Some of what wikipedia reports on her:
In the fall of 1814, Grand Duke Nicholas ...and his brother...Michael, visited Berlin. Arrangements were made between the two royal families for Nicholas to marry Princess Charlotte, and on the second visit the following year, Nicholas fell in love with the then seventeen year old Princess Charlotte. The feeling were mutual, "I like him and am sure of being happy with him." She wrote to her brother, "What we have in common is our inner life; let the world do as it pleases, in our hearts we have a world of our own." Hand in hand they wandered over the Postdam country side, and attended the Berlin Court Opera. By the end of his visit, Grand Duke Nicholas and Princess Charlotte were engaged. The wedding would not take place for another two years....On her birthday, July 13, 1817, she and Nicholas were married in the Chapel of the Winter Palace. "...I felt myself very, very happy when our hands joined..." she would later write about her wedding. "With complete confidence and trust, I gave my life into the hands of my Nicholas, and he never once betrayed it.
Weeks after the wedding, Alexandra was pregnant. On April 17, 1818 she gave birth to her first son, the future Alexander II, and the next year she had a daughter, Grand Duchess Maria...In 1820 Alexandra produced a stillborn daughter, her third pregnancy in three years, which brought on a deep depression. Her doctors advised a holiday, and in the autumn of 1820 Nicholas took her to see her family in Berlin, where they remained until the summer of 1821, returning again in the summer of 1824. They did not come back to St. Petersburg until March of 1825 when Alexander I required their presence in Russia....spent her first years in Russia trying to learn the language and customs of her adopted country under the tutelage of the poet Vasily Zhukovsky, whom she characterized as being "too much of a poet to be a good tutor." The Imperial family spoke German and wrote their letters in French, and as a consequence, Alexandra never completely mastered the Russian language. Nicholas and Alexandra were private people who found great pleasure in each other’s company. She wrote in her memoirs of her first years in Russia, "We both were truly happy only when we found ourselves alone in our apartments with me sitting on his knees while he was loving and tender.
Alexandra was tall, slender with a small head of refine features. Her blue eyes were set deep in her head. She had an air of regal majesty.
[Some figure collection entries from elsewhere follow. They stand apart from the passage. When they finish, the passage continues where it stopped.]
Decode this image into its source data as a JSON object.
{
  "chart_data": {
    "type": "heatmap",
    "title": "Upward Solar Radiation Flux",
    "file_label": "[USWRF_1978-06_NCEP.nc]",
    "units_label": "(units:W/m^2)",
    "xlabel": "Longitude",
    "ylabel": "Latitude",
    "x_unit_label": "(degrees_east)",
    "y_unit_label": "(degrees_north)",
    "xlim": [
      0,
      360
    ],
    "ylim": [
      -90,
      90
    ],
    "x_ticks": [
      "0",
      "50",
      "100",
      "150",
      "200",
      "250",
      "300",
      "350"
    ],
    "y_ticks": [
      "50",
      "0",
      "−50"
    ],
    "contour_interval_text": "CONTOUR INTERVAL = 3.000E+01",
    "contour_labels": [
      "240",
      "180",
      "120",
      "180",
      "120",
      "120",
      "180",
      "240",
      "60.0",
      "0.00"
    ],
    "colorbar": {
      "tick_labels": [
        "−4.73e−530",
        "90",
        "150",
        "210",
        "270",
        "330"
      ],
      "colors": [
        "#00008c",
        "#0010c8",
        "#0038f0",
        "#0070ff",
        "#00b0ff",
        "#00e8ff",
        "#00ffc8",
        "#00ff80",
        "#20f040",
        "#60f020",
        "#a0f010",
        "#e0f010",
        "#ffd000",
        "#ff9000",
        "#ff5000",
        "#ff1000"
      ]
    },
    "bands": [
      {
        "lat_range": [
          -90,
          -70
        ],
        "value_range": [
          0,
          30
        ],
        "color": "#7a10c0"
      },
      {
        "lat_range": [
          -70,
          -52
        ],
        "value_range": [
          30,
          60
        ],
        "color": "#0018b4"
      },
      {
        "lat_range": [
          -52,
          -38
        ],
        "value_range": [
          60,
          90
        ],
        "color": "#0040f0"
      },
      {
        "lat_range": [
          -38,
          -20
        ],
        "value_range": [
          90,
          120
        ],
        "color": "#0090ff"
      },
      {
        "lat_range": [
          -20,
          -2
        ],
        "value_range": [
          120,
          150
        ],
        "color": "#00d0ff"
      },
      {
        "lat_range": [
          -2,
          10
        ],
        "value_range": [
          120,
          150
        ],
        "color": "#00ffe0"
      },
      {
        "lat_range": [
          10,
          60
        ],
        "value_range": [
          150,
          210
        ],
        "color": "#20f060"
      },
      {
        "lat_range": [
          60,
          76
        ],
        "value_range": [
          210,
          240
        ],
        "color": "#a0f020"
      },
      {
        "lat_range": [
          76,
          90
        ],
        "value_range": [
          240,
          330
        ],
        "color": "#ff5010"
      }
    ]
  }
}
Her quick, light walk was graceful. She was frail, often in poor health. Her voice was hoarse, but she spoke rapidly and with decision.
....was an avid reader and enjoyed music. She was kind and liked privacy and simplicity. She dressed elegantly, with a decided preference for light colors, and collected beautiful jewels. Neither arrogant nor frivolous, Alexandra was not without intelligence and had an excellent memory; her reading was quite extensive; her judgment of men sure, slightly ironical. However, her interests were mostly shallow. She loved to dance and the fantastic world of the Palaces and court balls filled her horizon. She did not worry about knowing the real problems of the Russian people that demanded from its Empress the energy to take care of the needed and the sick.
By 1832 the Nicholas and Alexandra had seven children ...Nicholas I never wavered in his love for his wife, whom he nicknamed “Mouffy”. In 1837, when much of the Winter Palace was destroyed by fire, Nicholas reportedly told an aide-de-camp "Let everything else burn up, only just save for me the small case of letters in my study which my wife wrote to me when she was my betrothed.